Kasim Reed addressed about 750 people at the annual luncheon of the Savannah Economic Development Authority just days after he spent several hours with Obama during the president's visit to Atlanta last weekend. Obama's proposed budget last month was a letdown for many in Savannah because it contained just $1.28 million for the harbor deepening — tens of millions of dollars less than Georgia officials had hoped to see.
"I know the recent budget appropriation concerns you all," Reed said. "I want to speak directly to that in a candid way. Don't be concerned about it a bit."
With Georgia's top elected offices now dominated by Republicans, Reed has stepped in as sort of a Democratic point man working to help sell the Savannah harbor expansion to the White House. Reed said he planned to raise the project with the president Sunday, but Obama brought it up himself during remarks at a Democratic fundraiser held after his graduation speech at Morehouse College.
"Let me tell you all what's so important — I didn't have to talk to him about it," Reed told his Savannah audience. "When he talked about ports that needed to be deepened in the United States on his own, he referenced the Port of Savannah."
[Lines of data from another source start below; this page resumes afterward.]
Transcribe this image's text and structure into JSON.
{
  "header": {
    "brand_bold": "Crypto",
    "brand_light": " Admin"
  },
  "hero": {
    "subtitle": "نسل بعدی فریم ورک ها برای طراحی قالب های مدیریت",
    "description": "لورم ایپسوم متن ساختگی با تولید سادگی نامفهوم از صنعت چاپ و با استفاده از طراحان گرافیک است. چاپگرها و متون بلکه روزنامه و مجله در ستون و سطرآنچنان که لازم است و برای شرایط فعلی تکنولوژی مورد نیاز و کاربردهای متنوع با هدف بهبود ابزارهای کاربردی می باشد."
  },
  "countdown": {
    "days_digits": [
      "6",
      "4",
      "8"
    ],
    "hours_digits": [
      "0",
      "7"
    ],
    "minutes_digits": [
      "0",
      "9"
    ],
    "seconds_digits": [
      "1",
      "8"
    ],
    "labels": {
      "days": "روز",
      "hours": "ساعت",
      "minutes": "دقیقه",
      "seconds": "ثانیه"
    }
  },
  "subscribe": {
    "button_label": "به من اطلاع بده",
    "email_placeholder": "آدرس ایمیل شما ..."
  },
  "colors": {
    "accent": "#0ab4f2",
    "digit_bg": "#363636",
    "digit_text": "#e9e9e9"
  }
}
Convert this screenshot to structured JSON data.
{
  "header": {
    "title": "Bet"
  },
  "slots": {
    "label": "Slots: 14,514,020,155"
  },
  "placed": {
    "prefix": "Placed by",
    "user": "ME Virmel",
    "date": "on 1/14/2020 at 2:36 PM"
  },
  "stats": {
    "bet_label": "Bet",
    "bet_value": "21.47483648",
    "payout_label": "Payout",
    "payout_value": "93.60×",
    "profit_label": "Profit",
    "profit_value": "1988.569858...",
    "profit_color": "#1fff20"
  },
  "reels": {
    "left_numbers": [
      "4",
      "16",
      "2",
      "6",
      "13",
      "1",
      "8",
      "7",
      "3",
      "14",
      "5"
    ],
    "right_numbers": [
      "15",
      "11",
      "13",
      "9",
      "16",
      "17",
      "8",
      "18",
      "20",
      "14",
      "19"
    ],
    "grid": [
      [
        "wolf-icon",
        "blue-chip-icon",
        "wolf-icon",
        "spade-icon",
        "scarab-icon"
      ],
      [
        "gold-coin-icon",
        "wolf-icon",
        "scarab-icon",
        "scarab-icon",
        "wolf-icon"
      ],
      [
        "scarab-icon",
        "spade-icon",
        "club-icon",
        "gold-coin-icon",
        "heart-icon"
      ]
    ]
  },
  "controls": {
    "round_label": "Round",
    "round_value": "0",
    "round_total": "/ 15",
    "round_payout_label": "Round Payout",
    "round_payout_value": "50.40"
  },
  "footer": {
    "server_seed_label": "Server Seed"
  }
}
Like other East Coast ports, Savannah has been racing to deepen its shipping channel to make room for supersized cargo ships expected to begin arriving after the Panama Canal completes a major expansion in 2015. The project received final authorization from the federal government last year. But funding from Washington has been tough to get with Congress and the White House focused on budget cuts and deficit reduction.
The Georgia Ports Authority wants to see dredging on the Savannah River begin by the end of this year. Gov. Nathan Deal has made the port expansion a priority and Georgia lawmakers have already approved $231 million in state funding for the project.
Curtis Foltz, executive director of the Georgia Ports Authority, said Thursday the target for completing the project — which would dredge 5 feet of sand and mud from more than 30 miles of the river — remains late 2016 or early 2017. He said the Savannah harbor should be better positioned to receive substantial federal dollars next year.
"Everyone's galvanized on a significant play in the 2015 budget," said Foltz, who acknowledged that "probably nothing is happening as quickly as we'd like it to in Washington."
Congress authorized the Savannah harbor expansion in 1999. And Reed noted the project has made rapid progress recently despite the funding issues.
Last year, Obama named Savannah among five U.S. ports the president singled out for expedited harbor expansions. Then the federal government issued its final permit for the project last fall. And the Senate voted last week to remove a spending cap of $459 million placed on the Savannah project in 1999 — a bureaucratic obstacle that still needs approval by the House.
"We're moving in the right direction and I know the president is aware of the importance of the Savannah port," Reed told reporters after his speech, saying the project has made more progress in the last three years than in the entire decade that came before. "I mean, I'd like for folks to give us a little slack."